Lottery millions splurged on glitzy award ceremonies

“Our work is nation-building,” says fund recipient Carol Bouwer

By Raymond Joseph

17 December 2020

Carol Bouwer is a director of Venalor, which received nearly R7 million from the lottery, apparently to fund glitzy award ceremonies. Photo taken from Bouwer’s Instagram acccount (fair use)


Over the past two years, the National Lotteries Commission has given nearly R7 million in grants to fund glitzy award ceremonies.

The money for the Mbokodo Awards, staged by Carol Bouwer Productions, was channelled through non-profit company Venalor. Carol Bouwer Productions is a for-profit company that shares directors and premises with Venalor.

The awards celebrate “the contribution of women towards the rebuilding of the fabric of society through the arts”.

Last week GroundUp reported that Venalor had received almost R4.7 million in Lottery funding in the 2018/2019 financial year, and R2 million and R292,300 respectively in August and November 2019. The company also received a R100,000 grant from the National Lotteries Commission Covid-19 relief fund, intended to help non-profit companies “struggling to stay afloat during this time”. Bouwer had refused to say what Venalor did or what the money had been used for.

However after the story was published, she wrote a letter explaining why she had chosen to use Venalor to apply for the Lottery funding “to avoid being excluded from grants on the basis that we are a business”.

As well as the awards, the funds had been used “to run workshops, an exhibition, women’s summits as well as the award ceremonies for which we had applied,” said Bouwer. “We have provided evidence of this and the more than 1,000 beneficiaries of this work can attest to this. The work impacted over 900 women in cooperatives, over a thousand women in small businesses and aspiring entrepreneurs.”

However, Venalor’s accounts - which Bouwer supplied - for the years ending February 2019 and 2020 show no trace of any of this. The R4,672,180 granted in 2019 and the R2,292,300 in 2020 included expenses such as:

This left only R100,911 of the Lottery’s funding for workshops, summits, exhibitions, or to help women cooperatives or small businesses in 2019 and only R23 in 2020. (The audited financial statements report only a balance of R1,911 in 2019 but this appears to be an error.)

This is a table from Venalor’s audited financial statements. There is no evidence here of any expenditure beyond an awards ceremony. (There appears to be a calculation or printing error in the 2019 expense balance. It should R101,911, not R1,911.)

Bouwer said that she had unsuccessfully applied for Lottery funding for the awards in the past. But that changed after former NLC board chairman Alfred Nevhutanda had attended the 2017 awards as an invited guest, she told GroundUp.

“He was embarrassed when he saw the work we were doing with women and the arts and he got up on the stage and praised us and pledged Lottery support for the awards in the future,” Bouwer said.

Nevhutanda was true to his word and the NLC funded the Mbokodo Awards via Venalor in 2019 and again in 2020.

Bouwer says she was told by the NLC that the commission did not support private businesses and she was advised to set up a non-profit entity in order to apply for a grant.

Venalor, which Bouwer says is the “CSI [corporate social investment] arm of the business”, does not appear to have any dedicated staff of its own, and seemingly has only been used to apply for Lottery funding.

Yet, it received R100,000, broken up into R60,000 for “salaries” and R40,000 for “stipends” from the special NLC Covid-19 relief fund.
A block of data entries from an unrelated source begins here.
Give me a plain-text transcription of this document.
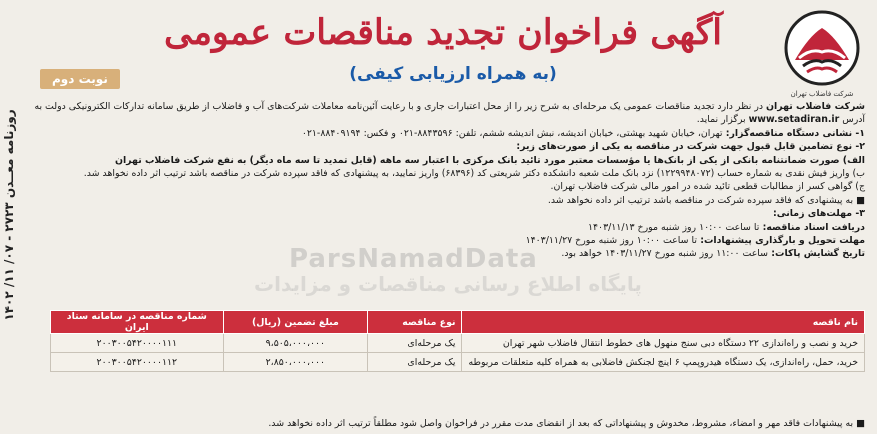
روزنامه مع‍‍ــدن ۲۷۲۳ - ۰۷/ ۱۱/ ۱۴۰۲
شرکت فاضلاب تهران
آگهی فراخوان تجدید مناقصات عمومی
(به همراه ارزیابی کیفی)
نوبت دوم
شرکت فاضلاب تهران در نظر دارد تجدید مناقصات عمومی یک مرحله‌ای به شرح زیر را از محل اعتبارات جاری و با رعایت آئین‌نامه معاملات شرکت‌های آب و فاضلاب از طریق سامانه تدارکات الکترونیکی دولت به
آدرس www.setadiran.ir برگزار نماید.
۱- نشانی دستگاه مناقصه‌گزار: تهران، خیابان شهید بهشتی، خیابان اندیشه، نبش اندیشه ششم، تلفن: ۸۸۴۳۵۹۶-۰۲۱ و فکس: ۸۸۴۰۹۱۹۴-۰۲۱
۲- نوع تضامین قابل قبول جهت شرکت در مناقصه به یکی از صورت‌های زیر:
الف) صورت ضمانتنامه بانکی از یکی از بانک‌ها یا مؤسسات معتبر مورد تائید بانک مرکزی با اعتبار سه ماهه (قابل تمدید تا سه ماه دیگر) به نفع شرکت فاضلاب تهران
ب) واریز فیش نقدی به شماره حساب (۱۲۲۹۹۴۸۰۷۲) نزد بانک ملت شعبه دانشکده دکتر شریعتی کد (۶۸۳۹۶) واریز نمایید، به پیشنهادی که فاقد سپرده شرکت در مناقصه باشد ترتیب اثر داده نخواهد شد.
ج) گواهی کسر از مطالبات قطعی تائید شده در امور مالی شرکت فاضلاب تهران.
■ به پیشنهادی که فاقد سپرده شرکت در مناقصه باشد ترتیب اثر داده نخواهد شد.
۳- مهلت‌های زمانی:
دریافت اسناد مناقصه: تا ساعت ۱۰:۰۰ روز شنبه مورخ ۱۴۰۳/۱۱/۱۳
مهلت تحویل و بارگذاری پیشنهادات: تا ساعت ۱۰:۰۰ روز شنبه مورخ ۱۴۰۳/۱۱/۲۷
تاریخ گشایش پاکات: ساعت ۱۱:۰۰ روز شنبه مورخ ۱۴۰۳/۱۱/۲۷ خواهد بود.
ParsNamadData
پایگاه اطلاع رسانی مناقصات و مزایدات
نام ناقصه	نوع مناقصه	مبلغ تضمین (ریال)	شماره مناقصه در سامانه ستاد ایران
خرید و نصب و راه‌اندازی ۲۲ دستگاه دبی سنج منهول های خطوط انتقال فاضلاب شهر تهران	یک مرحله‌ای	۹،۵۰۵،۰۰۰،۰۰۰	۲۰۰۳۰۰۵۴۲۰۰۰۰۱۱۱
خرید، حمل، راه‌اندازی، یک دستگاه هیدروپمپ ۶ اینچ لجنکش فاضلابی به همراه کلیه متعلقات مربوطه	یک مرحله‌ای	۲،۸۵۰،۰۰۰،۰۰۰	۲۰۰۳۰۰۵۴۲۰۰۰۰۱۱۲
■ به پیشنهادات فاقد مهر و امضاء، مشروط، مخدوش و پیشنهاداتی که بعد از انقضای مدت مقرر در فراخوان واصل شود مطلقاً ترتیب اثر داده نخواهد شد.
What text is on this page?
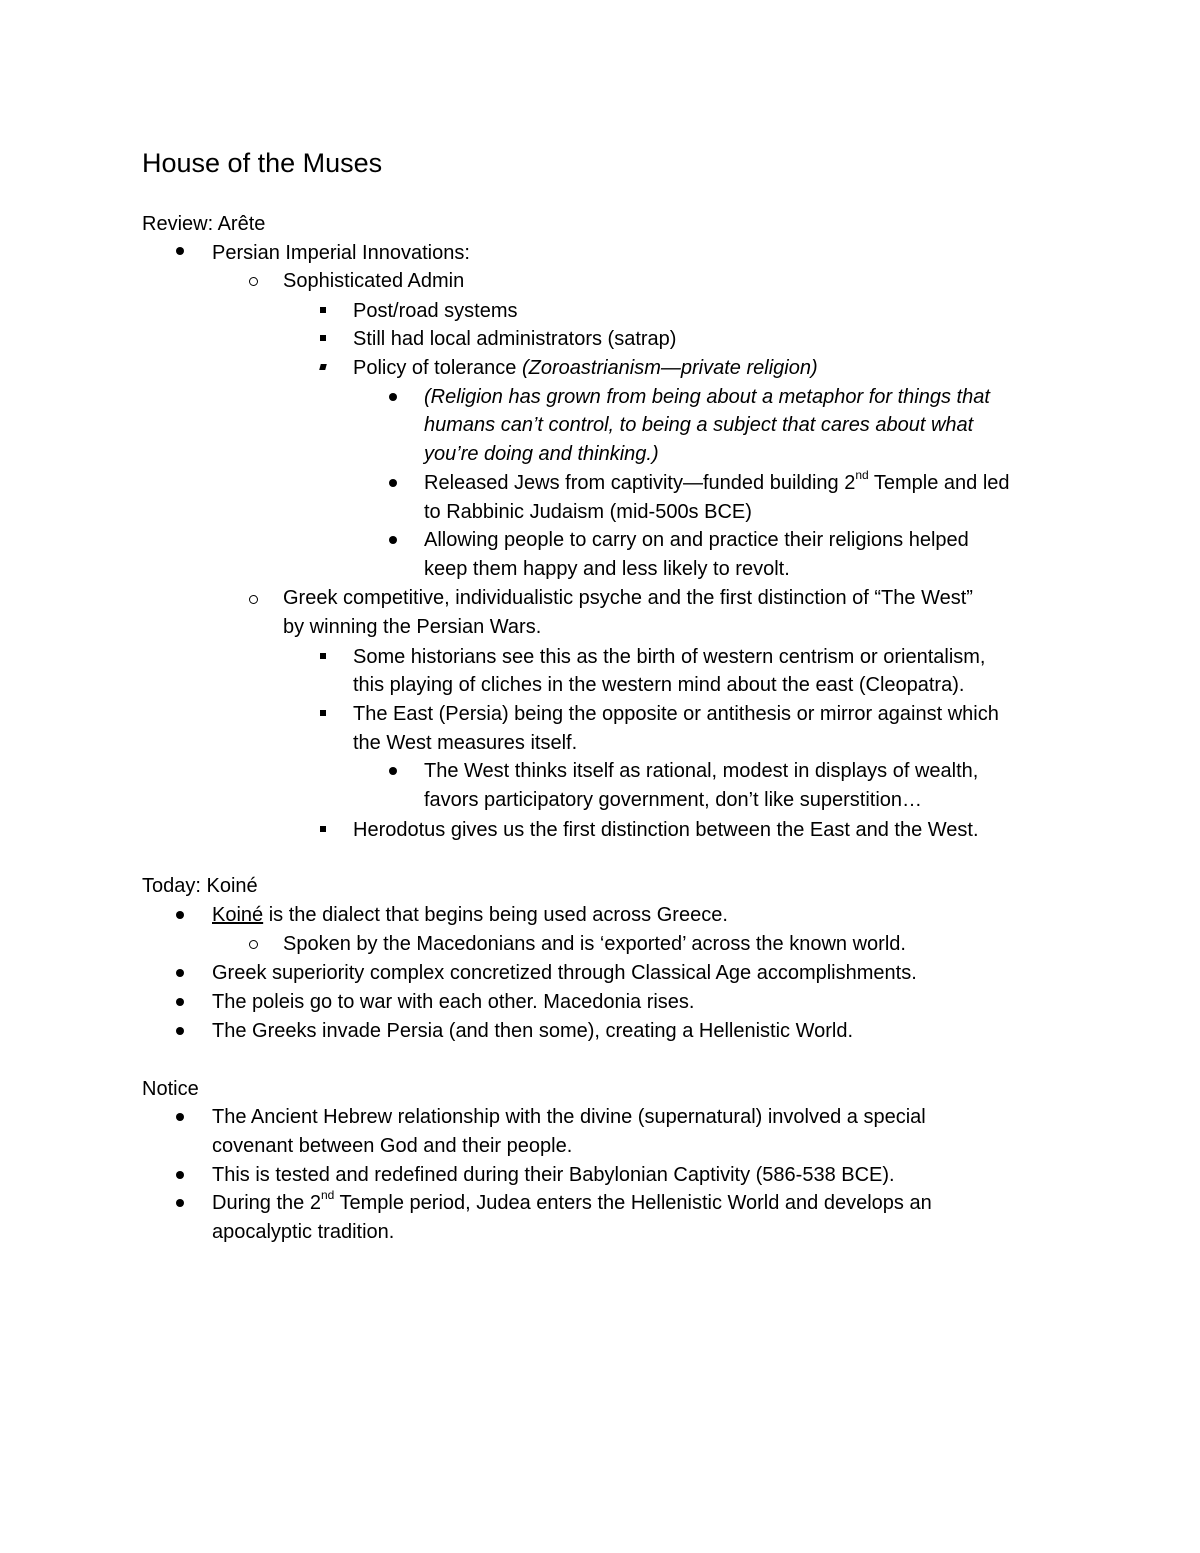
House of the Muses
Review: Arête
Persian Imperial Innovations:
Sophisticated Admin
Post/road systems
Still had local administrators (satrap)
Policy of tolerance (Zoroastrianism—private religion)
(Religion has grown from being about a metaphor for things that
humans can’t control, to being a subject that cares about what
you’re doing and thinking.)
Released Jews from captivity—funded building 2nd Temple and led
to Rabbinic Judaism (mid-500s BCE)
Allowing people to carry on and practice their religions helped
keep them happy and less likely to revolt.
Greek competitive, individualistic psyche and the first distinction of “The West”
by winning the Persian Wars.
Some historians see this as the birth of western centrism or orientalism,
this playing of cliches in the western mind about the east (Cleopatra).
The East (Persia) being the opposite or antithesis or mirror against which
the West measures itself.
The West thinks itself as rational, modest in displays of wealth,
favors participatory government, don’t like superstition…
Herodotus gives us the first distinction between the East and the West.
Today: Koiné
Koiné is the dialect that begins being used across Greece.
Spoken by the Macedonians and is ‘exported’ across the known world.
Greek superiority complex concretized through Classical Age accomplishments.
The poleis go to war with each other. Macedonia rises.
The Greeks invade Persia (and then some), creating a Hellenistic World.
Notice
The Ancient Hebrew relationship with the divine (supernatural) involved a special
covenant between God and their people.
This is tested and redefined during their Babylonian Captivity (586-538 BCE).
During the 2nd Temple period, Judea enters the Hellenistic World and develops an
apocalyptic tradition.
In the 2018 financial year, the Mbokodo awards got R6,194,545 from the KwaZulu-Natal Department of Economic Development, Tourism and Environmental Affairs. The audited statements for that year are in the name of “The Mbokodo Awards 2018 project”, not Venalor.

“Our work is nation-building and fills us with pride. The important community work being done by Mbokodo should not be excluded from accessing funds to which we as a business and as individuals contribute,” Bouwer said.

Asked by GroundUp to comment, Nevhutanda said: “I attended Mbokodo awards like I have been attending invitations from various NPOs and NGOs representing the NLC.” He said his speech had centred around the procedure any organisation must follow in order to apply for funding. “In conclusion, I said NLC will support organisations with good initiatives like I’m seeing with Mbokodo Awards because they empower women. I said everyone should submit applications that comply with the funding requests. My statement had no strings attached.”